2008 Fnet=ma Exam: Bullet and Bob

[compwiz3000]

A bullet of mass m_1 strikes a pendulum of mass m_2 suspended from a pivot by a string of length L with a horizontal velocity v_0. The collision is perfectly inelastic and the bullet sticks to the bob. Find the minimum velocity v_0 such that the bob (with the bullet inside) completes a circular vertical loop.

What did I do wrong:
Using conservation of momentum, we have
m_1 v_0 = \left(m_1+m_2\right) v_n.
Then
v_n=\frac{m_1 v_0}{m_1+m_2}
and
0=v_n^2+2a dx.
Then
v_n^2=-2 \int_0^\pi -g \sin \theta L d \theta?
I think that's where I screwed up?
If I follow my wrong steps, I end up with
v_0=\left(m_1+m_2\right)2 \sqrt{Lg}/m_1,
but that's not the answer.

 

[adriank]

This seems to be a bit of a trick question. The string is not rigid; it cannot provide an outward force at the top, so at the top of the loop the pendulum better have enough speed to not fall down. Your solution is correct if the string was replaced by a rigid rod.

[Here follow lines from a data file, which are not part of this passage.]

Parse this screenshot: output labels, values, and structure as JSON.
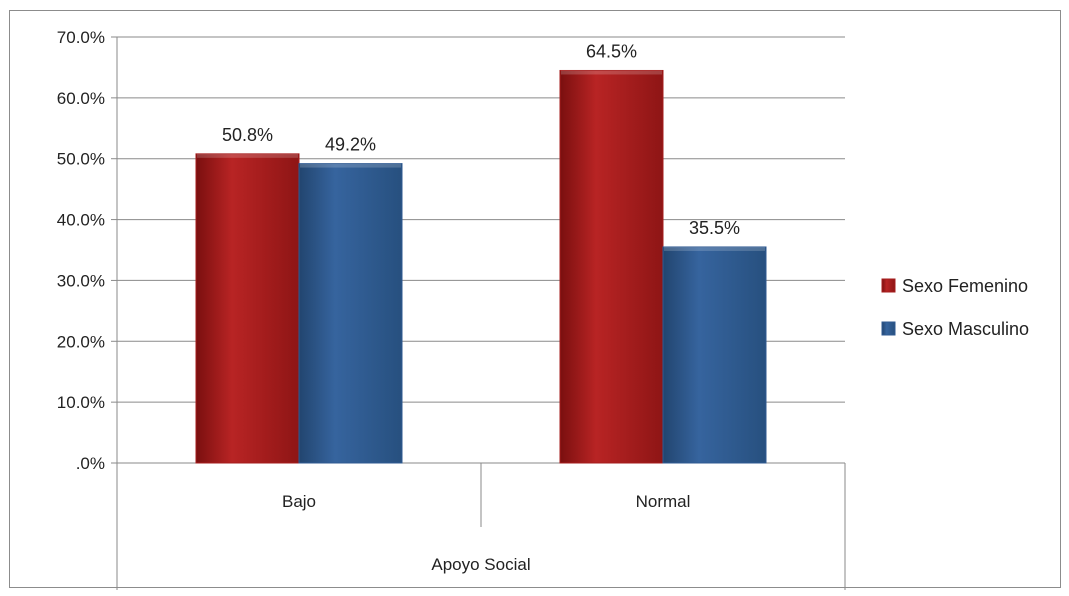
{
  "chart_data": {
    "type": "bar",
    "title": "",
    "xlabel": "Apoyo Social",
    "ylabel": "",
    "categories": [
      "Bajo",
      "Normal"
    ],
    "series": [
      {
        "name": "Sexo Femenino",
        "values": [
          50.8,
          64.5
        ],
        "color": "#a51d1d"
      },
      {
        "name": "Sexo Masculino",
        "values": [
          49.2,
          35.5
        ],
        "color": "#2f5a92"
      }
    ],
    "data_labels": [
      [
        "50.8%",
        "64.5%"
      ],
      [
        "49.2%",
        "35.5%"
      ]
    ],
    "ylim": [
      0,
      70
    ],
    "y_ticks": [
      ".0%",
      "10.0%",
      "20.0%",
      "30.0%",
      "40.0%",
      "50.0%",
      "60.0%",
      "70.0%"
    ],
    "grid": true,
    "legend": "right"
  }
}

For brevity I'll write M = m₁ + m₂. The speed required at the top of the loop is that for uniform circular motion with acceleration g: v_{top}^2/L = g, so at this point its kinetic energy is M v_{top}^2/2 = MgL/2. At the minimum initial speed, the kinetic energy the pendulum and bullet have must equal the difference in potential energy at the top and bottom, plus this kinetic energy:

\frac12 M v_n^2 = 2MgL + \frac12 MgL = \frac52 MgL
v_n = \sqrt{5gL}
v_0 = \frac{M}{m_1} v_n = \frac{m_1 + m_2}{m_1} \sqrt{5gL}.

 

[compwiz3000]

Thanks.

Also, in my original solution, I wasn't sure if it was correct to say
v_n^2+2a\, dx = 0
Can I just put that dx in there? I kind of just guessed that I could do that.
Can somebody more rigorously do my solution for a rigid rod?

Also, can you elaborate on this?
"At the minimum initial speed, the kinetic energy the pendulum and bullet have must equal the difference in potential energy at the top and bottom, plus this kinetic energy"
I didn't understand what you were referring to in the equations.

EDIT:Wait, 2MgL is just potential energy right?

 

[adriank]

Yeah sorry, 2MgL is the change in potential energy and MgL/2 is the kinetic energy the thing must have at the top.

As for your initial question, what is a?

For the rigid rod, you can drop the MgL/2 term in the energy equation, and your original answer will be correct:
v_0 = 2 \frac{m_1 + m_2}{m_1} \sqrt{gL}.

 

[compwiz3000]

So is my calculus way rigorous or correct? I tried to use v_f^2=v_0^2+2ax in my first attempt...is that wrong?

And for the rigid rod, I can drop the term because I can just have almost 0 kinetic energy at the top, right?

 

[adriank]

Yeah, that won't work since your acceleration isn't constant. It's really easy if you just use energy; that way you don't have to deal with possibly incorrect integrals and all that. You're correct about the 0 kinetic energy.

 

[compwiz3000]

Thanks for the energy solution. I do prefer that solution. I just didn't think of how to do it that way.

Could you also show me a way to do it with integration?